五皇子府,地牢中。
路恬看着被固定在架子上,手脚被铁链捆着的男子,脸上没有任何的表情。
“那日就是你差点杀了我的哥哥。我现在要把那一箭还给你。若是不小心弄死了你,希望你不要介意。”
男子嘴巴被堵着,呜呜的发出一些声音,不知是想表达什么还是不服。
路恬却完全不管他是什么意思,转脚走到脚落的桌边拿起弓箭。
哥哥怎么受的伤,她就用什么方式还回去。
这个男子已经没有任何价值,就算他知道一些什么事情,也绝对没有领头之人知道的多。
路恬拉弓,搭箭,瞄准架子上的男子。
那男子摇头,好像要说什么。
路恬不为所动的瞄准,而后又放下,转头看向站在一侧的云珟。
“我没学过射箭,长这么大摸过弓箭的次数都数的过来。”
“无妨,就当练习了。”云珟看着路恬的眼神一直温温和和,好像路恬要射的不是一个人,而是普通的靶子。

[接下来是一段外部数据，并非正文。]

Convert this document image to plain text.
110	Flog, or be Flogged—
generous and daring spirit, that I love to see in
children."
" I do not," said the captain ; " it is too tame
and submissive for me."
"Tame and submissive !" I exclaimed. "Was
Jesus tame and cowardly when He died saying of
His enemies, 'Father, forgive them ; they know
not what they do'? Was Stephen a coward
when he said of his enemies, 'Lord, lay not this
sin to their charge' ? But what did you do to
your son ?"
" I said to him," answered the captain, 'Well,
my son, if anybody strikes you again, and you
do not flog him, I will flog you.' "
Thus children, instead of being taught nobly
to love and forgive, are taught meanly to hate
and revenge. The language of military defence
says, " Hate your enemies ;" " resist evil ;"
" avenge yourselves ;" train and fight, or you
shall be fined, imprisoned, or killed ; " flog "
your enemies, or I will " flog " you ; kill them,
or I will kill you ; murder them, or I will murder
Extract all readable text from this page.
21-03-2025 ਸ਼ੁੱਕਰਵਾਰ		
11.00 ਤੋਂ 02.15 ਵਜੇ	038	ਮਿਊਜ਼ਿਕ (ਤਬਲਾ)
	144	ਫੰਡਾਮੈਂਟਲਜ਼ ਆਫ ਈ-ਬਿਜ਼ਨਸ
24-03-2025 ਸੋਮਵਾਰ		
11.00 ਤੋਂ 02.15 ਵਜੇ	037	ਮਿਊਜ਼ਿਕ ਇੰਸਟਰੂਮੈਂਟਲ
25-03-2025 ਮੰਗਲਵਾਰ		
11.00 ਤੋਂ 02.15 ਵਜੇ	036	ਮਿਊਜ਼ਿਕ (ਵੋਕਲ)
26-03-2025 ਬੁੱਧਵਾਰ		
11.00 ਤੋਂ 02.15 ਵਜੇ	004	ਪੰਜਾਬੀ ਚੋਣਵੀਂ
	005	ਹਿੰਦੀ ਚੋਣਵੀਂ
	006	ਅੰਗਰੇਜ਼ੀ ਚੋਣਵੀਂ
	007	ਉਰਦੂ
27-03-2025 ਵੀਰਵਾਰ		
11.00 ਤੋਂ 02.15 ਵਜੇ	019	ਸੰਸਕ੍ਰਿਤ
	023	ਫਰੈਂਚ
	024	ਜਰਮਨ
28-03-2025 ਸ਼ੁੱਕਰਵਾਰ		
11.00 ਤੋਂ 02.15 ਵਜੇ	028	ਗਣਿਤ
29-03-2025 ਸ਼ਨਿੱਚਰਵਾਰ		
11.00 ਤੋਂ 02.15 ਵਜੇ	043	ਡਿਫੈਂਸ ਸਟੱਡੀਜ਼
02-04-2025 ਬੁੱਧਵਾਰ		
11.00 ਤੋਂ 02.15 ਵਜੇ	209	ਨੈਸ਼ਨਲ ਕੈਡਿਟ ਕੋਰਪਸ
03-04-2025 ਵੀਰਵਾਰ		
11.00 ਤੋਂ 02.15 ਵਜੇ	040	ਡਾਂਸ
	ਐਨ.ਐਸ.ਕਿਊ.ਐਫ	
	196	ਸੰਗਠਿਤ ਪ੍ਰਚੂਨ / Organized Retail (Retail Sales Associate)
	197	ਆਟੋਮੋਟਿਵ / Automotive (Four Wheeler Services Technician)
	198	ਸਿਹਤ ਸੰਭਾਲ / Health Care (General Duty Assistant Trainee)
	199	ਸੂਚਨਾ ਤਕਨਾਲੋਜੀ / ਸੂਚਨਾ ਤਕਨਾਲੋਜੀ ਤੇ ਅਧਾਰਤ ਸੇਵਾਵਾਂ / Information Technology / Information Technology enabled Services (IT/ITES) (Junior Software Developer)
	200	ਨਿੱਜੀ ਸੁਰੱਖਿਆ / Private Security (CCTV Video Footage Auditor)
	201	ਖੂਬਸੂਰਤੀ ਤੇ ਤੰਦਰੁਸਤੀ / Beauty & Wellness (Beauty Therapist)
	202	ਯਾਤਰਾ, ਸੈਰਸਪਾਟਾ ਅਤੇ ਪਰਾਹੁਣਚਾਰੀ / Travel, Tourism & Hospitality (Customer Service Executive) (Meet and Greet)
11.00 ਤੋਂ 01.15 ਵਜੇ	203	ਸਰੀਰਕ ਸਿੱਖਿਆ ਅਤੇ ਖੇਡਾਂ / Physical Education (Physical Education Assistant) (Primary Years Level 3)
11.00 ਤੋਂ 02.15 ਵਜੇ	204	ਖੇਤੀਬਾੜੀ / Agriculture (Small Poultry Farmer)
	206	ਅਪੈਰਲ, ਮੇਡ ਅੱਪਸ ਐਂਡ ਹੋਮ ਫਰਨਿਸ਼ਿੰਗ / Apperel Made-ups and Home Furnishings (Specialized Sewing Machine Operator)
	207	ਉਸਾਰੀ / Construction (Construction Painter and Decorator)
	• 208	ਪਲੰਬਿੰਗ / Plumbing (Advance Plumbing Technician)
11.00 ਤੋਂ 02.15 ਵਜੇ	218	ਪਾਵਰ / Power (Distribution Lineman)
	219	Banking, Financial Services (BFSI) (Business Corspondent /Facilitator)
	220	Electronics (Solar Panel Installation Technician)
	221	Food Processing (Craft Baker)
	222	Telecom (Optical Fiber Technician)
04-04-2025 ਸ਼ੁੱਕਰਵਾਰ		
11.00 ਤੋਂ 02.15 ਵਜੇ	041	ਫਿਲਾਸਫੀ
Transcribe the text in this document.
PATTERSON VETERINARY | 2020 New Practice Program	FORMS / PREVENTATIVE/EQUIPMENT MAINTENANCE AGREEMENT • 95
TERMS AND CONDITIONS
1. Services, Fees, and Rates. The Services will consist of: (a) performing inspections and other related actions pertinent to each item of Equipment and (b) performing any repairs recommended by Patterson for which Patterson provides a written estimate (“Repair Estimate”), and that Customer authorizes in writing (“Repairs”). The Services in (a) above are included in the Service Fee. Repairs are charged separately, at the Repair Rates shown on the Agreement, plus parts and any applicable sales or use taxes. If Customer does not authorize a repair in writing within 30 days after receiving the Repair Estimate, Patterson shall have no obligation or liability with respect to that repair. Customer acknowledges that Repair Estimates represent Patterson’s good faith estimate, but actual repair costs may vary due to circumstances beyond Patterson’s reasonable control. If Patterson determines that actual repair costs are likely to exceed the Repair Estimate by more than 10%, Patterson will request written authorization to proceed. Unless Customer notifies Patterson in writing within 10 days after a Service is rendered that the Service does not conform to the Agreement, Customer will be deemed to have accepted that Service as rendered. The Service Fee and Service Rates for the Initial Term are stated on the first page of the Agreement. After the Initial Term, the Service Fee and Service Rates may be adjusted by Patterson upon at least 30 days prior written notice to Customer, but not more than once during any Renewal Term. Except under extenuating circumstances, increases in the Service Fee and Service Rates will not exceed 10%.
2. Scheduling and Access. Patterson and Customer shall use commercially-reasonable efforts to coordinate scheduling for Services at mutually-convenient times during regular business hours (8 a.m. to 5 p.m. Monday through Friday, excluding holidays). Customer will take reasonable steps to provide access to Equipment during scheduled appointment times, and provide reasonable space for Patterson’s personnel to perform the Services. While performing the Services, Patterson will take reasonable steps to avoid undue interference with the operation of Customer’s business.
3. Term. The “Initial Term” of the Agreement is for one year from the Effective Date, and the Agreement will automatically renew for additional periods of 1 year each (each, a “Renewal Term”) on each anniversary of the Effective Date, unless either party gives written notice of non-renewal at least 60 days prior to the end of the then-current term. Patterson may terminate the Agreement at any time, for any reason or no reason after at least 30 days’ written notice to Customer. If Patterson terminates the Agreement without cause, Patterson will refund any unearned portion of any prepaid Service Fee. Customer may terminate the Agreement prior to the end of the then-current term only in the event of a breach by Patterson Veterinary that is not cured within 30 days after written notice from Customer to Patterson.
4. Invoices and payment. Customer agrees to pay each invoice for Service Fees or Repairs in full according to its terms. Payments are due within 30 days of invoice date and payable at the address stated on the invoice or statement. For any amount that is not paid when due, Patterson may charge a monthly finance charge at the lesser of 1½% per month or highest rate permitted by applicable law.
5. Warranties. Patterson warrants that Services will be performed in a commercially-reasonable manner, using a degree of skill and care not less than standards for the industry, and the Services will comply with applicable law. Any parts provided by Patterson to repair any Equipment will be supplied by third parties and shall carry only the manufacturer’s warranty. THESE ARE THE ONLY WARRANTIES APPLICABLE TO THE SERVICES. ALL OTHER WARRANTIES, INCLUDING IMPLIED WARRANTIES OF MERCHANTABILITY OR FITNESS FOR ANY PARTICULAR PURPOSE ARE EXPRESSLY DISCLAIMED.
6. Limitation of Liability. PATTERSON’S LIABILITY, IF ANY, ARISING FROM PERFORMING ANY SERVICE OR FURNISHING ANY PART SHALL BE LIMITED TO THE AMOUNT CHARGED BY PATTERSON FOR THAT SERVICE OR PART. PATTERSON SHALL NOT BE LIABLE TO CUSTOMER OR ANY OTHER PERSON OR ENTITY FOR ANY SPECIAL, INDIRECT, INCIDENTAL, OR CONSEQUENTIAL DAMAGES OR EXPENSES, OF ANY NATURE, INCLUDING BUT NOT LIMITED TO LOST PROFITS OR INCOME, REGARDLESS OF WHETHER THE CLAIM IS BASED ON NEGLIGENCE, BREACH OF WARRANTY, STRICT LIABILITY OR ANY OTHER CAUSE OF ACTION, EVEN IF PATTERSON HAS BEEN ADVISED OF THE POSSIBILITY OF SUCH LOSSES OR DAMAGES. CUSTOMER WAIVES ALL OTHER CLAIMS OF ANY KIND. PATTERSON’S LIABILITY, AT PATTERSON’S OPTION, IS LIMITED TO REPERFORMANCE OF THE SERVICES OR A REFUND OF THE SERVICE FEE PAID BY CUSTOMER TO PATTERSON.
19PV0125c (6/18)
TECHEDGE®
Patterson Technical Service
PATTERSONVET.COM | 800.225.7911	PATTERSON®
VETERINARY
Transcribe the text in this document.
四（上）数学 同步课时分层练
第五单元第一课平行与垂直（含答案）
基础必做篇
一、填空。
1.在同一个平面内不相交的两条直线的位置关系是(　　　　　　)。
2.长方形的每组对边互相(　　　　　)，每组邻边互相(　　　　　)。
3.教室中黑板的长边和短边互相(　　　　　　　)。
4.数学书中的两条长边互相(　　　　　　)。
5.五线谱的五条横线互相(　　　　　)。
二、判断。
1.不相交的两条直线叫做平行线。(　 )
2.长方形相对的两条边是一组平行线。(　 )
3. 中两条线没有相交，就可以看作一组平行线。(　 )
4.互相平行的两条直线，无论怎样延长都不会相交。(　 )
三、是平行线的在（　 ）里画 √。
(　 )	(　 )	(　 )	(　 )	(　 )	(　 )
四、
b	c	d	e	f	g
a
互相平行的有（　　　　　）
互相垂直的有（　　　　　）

在这燃烧着火把,充满淡淡血腥味的昏暗牢房中,两人却像是在郊外游玩一般。
路恬弯唇,点头,而后再次搭上弓箭,眼神带着淡漠。
她心里没有任何波动,忽略男子的一脸紧张。
眼前的那个人差点杀死哥哥。所以,她不能让自己的心有任何犹豫。
在前世杀人是死罪。在这个时代,弱肉强食。
只有狠下心,站在高处,才能绝对的保护自己重视的人。
仁心,需要对一些人用。
至于这种杀人不眨眼的杀手,她的手下留情才是对那些无辜者的伤害!
路恬右手松开,羽箭‘嗖’的一声冲出去。
被固定的男子眼睛瞪大,看着那只羽箭冲到眼前,然后擦肩而过。
男子冷汗冒出,随后舒了口气。
路恬则是失望的拧了拧眉,而后接过云珟递过来的另外一支羽箭。
“不着急,本殿准备了一百支箭,你慢慢练。”
“好。”
再次搭弓,瞄准男子的心口位置。
路恬大概真的没有射箭的天分,一连好几箭都擦着男子身子而过。
到后面好一些,第一支射中的箭落在肩膀处。
第二支落在腿上,后面是胳膊上,腹部等等。
男子痛苦的喊声被堵在口中,身上被鲜血染红。
路恬看着,脑子里却只想到前几日漫天大雪中,倒在钱诗颖怀中,奄奄一息的路言。
所以,为了哥哥,她没有心慈手软。
终于,不知道射了多少箭,一支羽箭稳稳的插在男子心口位置。
随后,男子再没发出声音,头也彻底低了下去。
路恬有些疲惫的放下弓箭,什么都没说,更没有多看一眼架子上的人。
云珟搂住路恬的肩膀,把人带出地牢。
走出地牢,清冷的风吹散一切。
“剩下的人你处理吧,我应该要进宫一趟了。”
前几日把庄公公赶出去之后,太后先后派了好几个人去请她入宫,态度再也没有那般嚣张。
她若是不去一趟,路府会不断有人去。
所以,这一趟皇宫她必然要去。
“本殿陪你。”
“可以吗?”
“自然。”
路恬弯唇,拉住云珟的手,“有你在也好,等会儿我若是冲动了,你可要拦着我点。”
云珟轻笑,“丫头冲动也没事,有本殿在。”
“噗!好,走吧。”
两人坐上马车,顺利入宫,直接去了太后的寝殿。
看到云珟和路恬一起到,太后没什么好脸色的坐在主位上,没有直接跟路恬说话,反而意外的看向云珟,声音沉沉。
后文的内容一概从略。